Re: Uniqueness over two fields

From: Brian Tkatch <Maxwell_Smart_at_ThePentagon.com>
Date: 2 Jan 2007 09:04:14 -0800
Message-ID: <1167757454.251131.53970_at_42g2000cwt.googlegroups.com>


DONNA wrote:
> I'm trying to make a database that indexes items sold at online stores.
>
> One table called 'Stock' will contain items sold at every store included
> in the project. It will have the fields ID, SKU, Store.
>
> ID will be a unique primary key that respresents the item
> SKU will be the ID that is used to identify it at that store
> Store will respresent the store that is selling it
>
> Now each store can only sell one of each item so I'd like SKU to be a
> unique field. Problems is, two stores might have the same SKU so
> uniqueness would cause it to break.
>
> What can I do to get around this problem? I could combine SKU and Store
> into one field unique. Or I could make a new table for each Store, but I'd
> rather have everything in one long table as the front-end will be
> displaying all the data together, not per store.
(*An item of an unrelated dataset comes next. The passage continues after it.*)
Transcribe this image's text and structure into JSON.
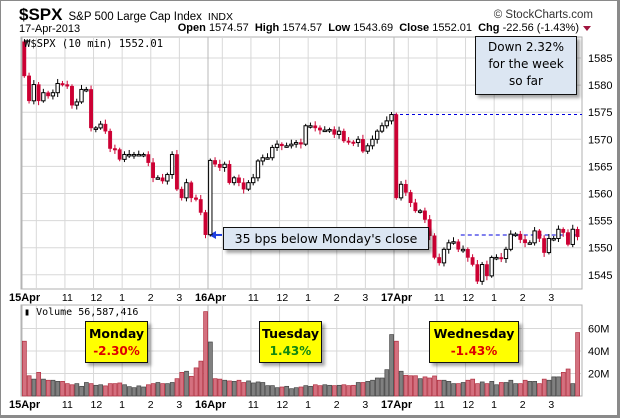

A new TABLE for each store is silly; it should be one TABLE with stoire as part of the PK.

If you are tracking a store's items, and have many stores in the TABLE,  the natural PK of the TABLE is the store and the item id. The sku should not be in the PK, so enforcing uniqueness is for data integrity and throwing a unique INDEX (or CONSTRAINT) on store/sku makes a lot of sense.